What we have here is a collaboration between two founding fathers of cyberpunk, an alternate history in which Babbage's proto-computer has changed the world, notably Britain. The Tories under the Duke of Wellington tried to hold off the Radicals until Wellington was assassinated and the Rads took over. Byron is Prime Minister, his daughter Ada is effectively First Lady, and the House of Lords has become an appointed senate of savants. Steam carriages prowl the streets and the greatest, most popular form of communication is by way of punched cards. Vast bodies of data are stored and minutely analysed. The Victorians of 1855-56 even have their own version of fake news - eye-catching headlines on big screens with no real fact or analysis behind them. Which is pretty damn impressive for a book published in 1991.


It fascinated me. I loved the game of style played by the authors in which we have a series of five more or less standalone 'iterations' and conclude with a 'modus' of pseudo documents. We have a series of protagonists who come and go, some taking up more space than others. We have the Rad prostitute Sybil Gerard, who becomes involved with the speaking tour of ousted 'Texian' president Sam Houston; then there is Edward Mallory, discoverer of the Wisconsin Brontosaurus. He falls in with Laurence Oliphant, a sort of effete James Bond with connections in the very highest circles in Britain, the US and, for some reason, Japan.


These are fascinating characters. The world they inhabit is vividly realised down to the tiniest detail. The warnings to the modern reader are manifold. The problem is, though, I haven't the faintest idea what the book was about. What is its theme? What exactly are our heroes trying to achieve? And what do they actually achieve?


I'm not at all sure these things actually matter. They didn't in any way spoil my enjoyment. I suppose in a way there's a similarity to Murakami's 1Q84. Essentially, this is the world I have created for you; this is what these people do in it; make of that what you will.

Wednesday, 18 February 2015

Zero History - William Gibson


I say it so often, I'm probably making an idiot of myself: I DON'T LIKE SCIENCE FICTION!  I also don't like the exaggeratedly hip contemporary novel and I especially don't like conspiracy novels with nothing world-shattering at their core.  Zero History is all these things.  AND I LOVED IT.

Why?  Well, it turns out William Gibson is a genius.  He writes like a dream and his embellishments to 21st century reality are casually dropped into the narrative rather than the other way round, which is so often the case with less skilled visioneers. His realistic world is ever so slightly augmented.  Secondly, this is not some po-faced conspiracy about the bleeding obvious (yes, Dan Brown, I mean you, not that you need to care).  This is satire.  Gibson is filleting the sort of worthless wonk for whom insider knowledge is all that matters.  I won't reveal what the maguffin actually is but be assured, it is scarcely possible to conceive of anything less important to human life, yet Gibson's characters are prepared to risk life and limb to control it.  And then, when they can't, they just move on to the next fad.

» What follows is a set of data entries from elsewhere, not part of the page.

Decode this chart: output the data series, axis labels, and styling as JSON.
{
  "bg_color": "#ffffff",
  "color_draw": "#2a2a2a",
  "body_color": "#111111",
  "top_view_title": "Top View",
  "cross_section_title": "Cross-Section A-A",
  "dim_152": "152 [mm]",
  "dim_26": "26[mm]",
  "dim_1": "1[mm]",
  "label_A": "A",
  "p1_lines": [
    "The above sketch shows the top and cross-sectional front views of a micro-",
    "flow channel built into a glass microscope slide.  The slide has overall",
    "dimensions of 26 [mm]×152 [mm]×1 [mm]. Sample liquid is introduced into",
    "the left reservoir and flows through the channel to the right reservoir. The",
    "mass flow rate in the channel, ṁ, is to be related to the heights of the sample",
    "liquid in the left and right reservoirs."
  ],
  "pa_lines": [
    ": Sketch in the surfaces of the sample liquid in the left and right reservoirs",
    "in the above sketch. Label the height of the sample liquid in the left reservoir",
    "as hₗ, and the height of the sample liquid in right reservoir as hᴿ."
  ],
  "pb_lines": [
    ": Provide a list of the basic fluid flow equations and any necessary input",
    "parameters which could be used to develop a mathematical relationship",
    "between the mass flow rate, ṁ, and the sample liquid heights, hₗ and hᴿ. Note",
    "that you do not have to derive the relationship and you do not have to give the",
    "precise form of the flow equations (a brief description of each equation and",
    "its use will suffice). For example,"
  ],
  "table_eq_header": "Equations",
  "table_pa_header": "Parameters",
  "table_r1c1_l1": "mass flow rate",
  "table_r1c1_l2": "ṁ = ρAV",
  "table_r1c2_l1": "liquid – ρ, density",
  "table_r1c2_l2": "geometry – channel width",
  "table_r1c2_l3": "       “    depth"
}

In one way, the characters are cyphers, as then tend to be in the sci fi genre.  Mercifully, though, Gibson gives them just enough personality to hold our attention without slowing down the narrative.  One key character, whose name says it all, doesn't even appear.

I am now, officially, a Gibson fan.  Zero History is one of those books that, once started, I would have been happy to read for weeks or even months.  Of it's type, inarguably a masterwork.